А ведь почему разговор-то о премиях возник? Собрались мы рассмотреть итоги сельскохозяйственного года, пока, правда, предварительные. Докладывал Михаил Петрович. И при этом сиял, как начищенный самовар. Еще бы! Ведь колхоз «Серп» никогда не получал на своих полях по сто пудов зерна и по двести центнеров картофеля! И с такой благодарностью взглядывал на Бардасова, точно сам председатель взял и выложил ему эти сто пудов с гектара. А на прочих даже и не оглянулся, будто все эти люди (о себе я не говорю) сидят здесь так, между прочим, пришли полюбоваться на своего прекрасного Бардасова и не менее прекрасного главбуха. И не только я один почувствовал эту самую несуразицу. Поглядел на Сынчукова – сидит, как мрачная туча, нахмурился, желваки на скулах так и ходят. Бригадиры, правда, да и сами механизаторы не так бурно реагируют, на лицах больше равнодушия какого-то, тупое, знаете, такое равнодушие человека, которого не видят, не замечают, безнадежность какая-то, привычная безнадежность. И так мне стало досадно, что я едва дождался, когда закончит Михаил Петрович свой торжественный отчет. И выскочил, конечно, не стерпел.

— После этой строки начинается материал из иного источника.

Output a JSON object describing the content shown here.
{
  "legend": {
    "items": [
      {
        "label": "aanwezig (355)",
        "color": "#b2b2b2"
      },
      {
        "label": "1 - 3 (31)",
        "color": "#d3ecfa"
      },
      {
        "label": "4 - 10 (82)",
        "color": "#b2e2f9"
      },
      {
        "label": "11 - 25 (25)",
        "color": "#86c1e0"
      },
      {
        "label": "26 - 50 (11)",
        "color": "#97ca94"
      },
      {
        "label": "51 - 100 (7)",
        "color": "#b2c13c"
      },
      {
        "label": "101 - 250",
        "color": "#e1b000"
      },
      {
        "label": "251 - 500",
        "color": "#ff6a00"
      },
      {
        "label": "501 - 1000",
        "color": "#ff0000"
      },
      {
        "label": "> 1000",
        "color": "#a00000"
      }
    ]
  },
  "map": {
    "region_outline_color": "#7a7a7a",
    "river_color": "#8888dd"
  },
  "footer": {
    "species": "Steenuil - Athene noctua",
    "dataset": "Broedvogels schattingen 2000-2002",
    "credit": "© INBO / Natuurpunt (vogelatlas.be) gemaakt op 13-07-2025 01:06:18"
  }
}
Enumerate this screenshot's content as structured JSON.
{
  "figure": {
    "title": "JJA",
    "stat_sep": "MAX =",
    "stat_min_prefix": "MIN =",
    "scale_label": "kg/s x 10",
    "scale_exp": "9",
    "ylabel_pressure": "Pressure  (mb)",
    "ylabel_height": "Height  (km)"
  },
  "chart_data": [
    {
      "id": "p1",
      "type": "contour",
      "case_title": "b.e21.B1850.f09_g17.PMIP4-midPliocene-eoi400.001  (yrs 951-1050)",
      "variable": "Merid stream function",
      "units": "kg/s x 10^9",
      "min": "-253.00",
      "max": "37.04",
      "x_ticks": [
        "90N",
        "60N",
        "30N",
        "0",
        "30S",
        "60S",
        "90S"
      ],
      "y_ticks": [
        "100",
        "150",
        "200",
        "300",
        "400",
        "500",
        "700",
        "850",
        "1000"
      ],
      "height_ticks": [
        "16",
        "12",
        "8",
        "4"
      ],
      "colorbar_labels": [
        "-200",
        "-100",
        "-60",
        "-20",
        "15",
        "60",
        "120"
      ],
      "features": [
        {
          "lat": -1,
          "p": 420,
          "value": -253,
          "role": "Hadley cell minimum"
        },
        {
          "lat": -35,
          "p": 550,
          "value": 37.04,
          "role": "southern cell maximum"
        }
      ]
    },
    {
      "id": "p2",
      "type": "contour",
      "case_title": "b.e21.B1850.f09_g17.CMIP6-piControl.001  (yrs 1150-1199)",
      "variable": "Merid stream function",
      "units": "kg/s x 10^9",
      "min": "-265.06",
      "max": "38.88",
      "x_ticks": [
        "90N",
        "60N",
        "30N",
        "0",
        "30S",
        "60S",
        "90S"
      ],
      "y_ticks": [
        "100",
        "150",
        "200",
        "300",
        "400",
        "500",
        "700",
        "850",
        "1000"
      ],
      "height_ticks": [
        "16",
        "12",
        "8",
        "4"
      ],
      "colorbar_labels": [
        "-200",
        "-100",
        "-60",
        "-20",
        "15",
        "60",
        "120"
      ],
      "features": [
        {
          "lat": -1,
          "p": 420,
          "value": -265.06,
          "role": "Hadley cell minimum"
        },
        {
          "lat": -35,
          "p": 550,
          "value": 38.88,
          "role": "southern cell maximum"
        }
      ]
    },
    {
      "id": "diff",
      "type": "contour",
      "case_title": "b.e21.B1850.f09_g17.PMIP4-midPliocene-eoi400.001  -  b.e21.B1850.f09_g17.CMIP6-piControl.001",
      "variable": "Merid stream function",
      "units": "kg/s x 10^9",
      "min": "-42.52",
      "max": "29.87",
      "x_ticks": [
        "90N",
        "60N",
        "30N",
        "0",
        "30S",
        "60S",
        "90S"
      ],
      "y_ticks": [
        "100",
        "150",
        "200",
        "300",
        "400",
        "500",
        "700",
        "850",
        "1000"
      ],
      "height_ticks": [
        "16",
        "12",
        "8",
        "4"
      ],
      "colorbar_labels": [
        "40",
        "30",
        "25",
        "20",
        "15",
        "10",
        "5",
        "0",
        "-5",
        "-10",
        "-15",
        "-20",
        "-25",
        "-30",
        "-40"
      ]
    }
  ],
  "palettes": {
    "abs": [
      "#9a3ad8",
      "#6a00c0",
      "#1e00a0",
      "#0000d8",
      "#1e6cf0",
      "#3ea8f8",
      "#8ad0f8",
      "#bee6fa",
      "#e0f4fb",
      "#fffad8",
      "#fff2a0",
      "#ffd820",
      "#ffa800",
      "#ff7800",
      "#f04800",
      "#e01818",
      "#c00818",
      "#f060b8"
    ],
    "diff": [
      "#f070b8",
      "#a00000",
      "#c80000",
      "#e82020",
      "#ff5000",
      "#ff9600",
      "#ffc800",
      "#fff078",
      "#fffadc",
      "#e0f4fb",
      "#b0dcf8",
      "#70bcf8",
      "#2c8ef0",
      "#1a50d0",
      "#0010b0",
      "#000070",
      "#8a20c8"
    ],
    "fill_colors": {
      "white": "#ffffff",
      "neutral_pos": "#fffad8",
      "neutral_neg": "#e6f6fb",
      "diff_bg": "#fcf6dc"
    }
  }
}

– Конечно, Михаил Петрович имеет дело с цифрами, с итогами, но хотелось бы услышать и о том, кто пашет, кто сеет и убирает этот стопудовый урожай и как, почему этот урожай стал возможным на наших полях. Да, роль руководства колхоза большая, но к урожаю не последнее отношение имеют и механизаторы. Именно они работают на этих полях, они с утра до ночи трудятся в грохоте, в жаре и пыли!..

– Они за это получают большие деньги, – буркнул Бардасов.

– Деньга – это еще не весь свет в человеческой жизни…

– Правильно! – звонким голосом выкрикнул Вадим Сынчуков.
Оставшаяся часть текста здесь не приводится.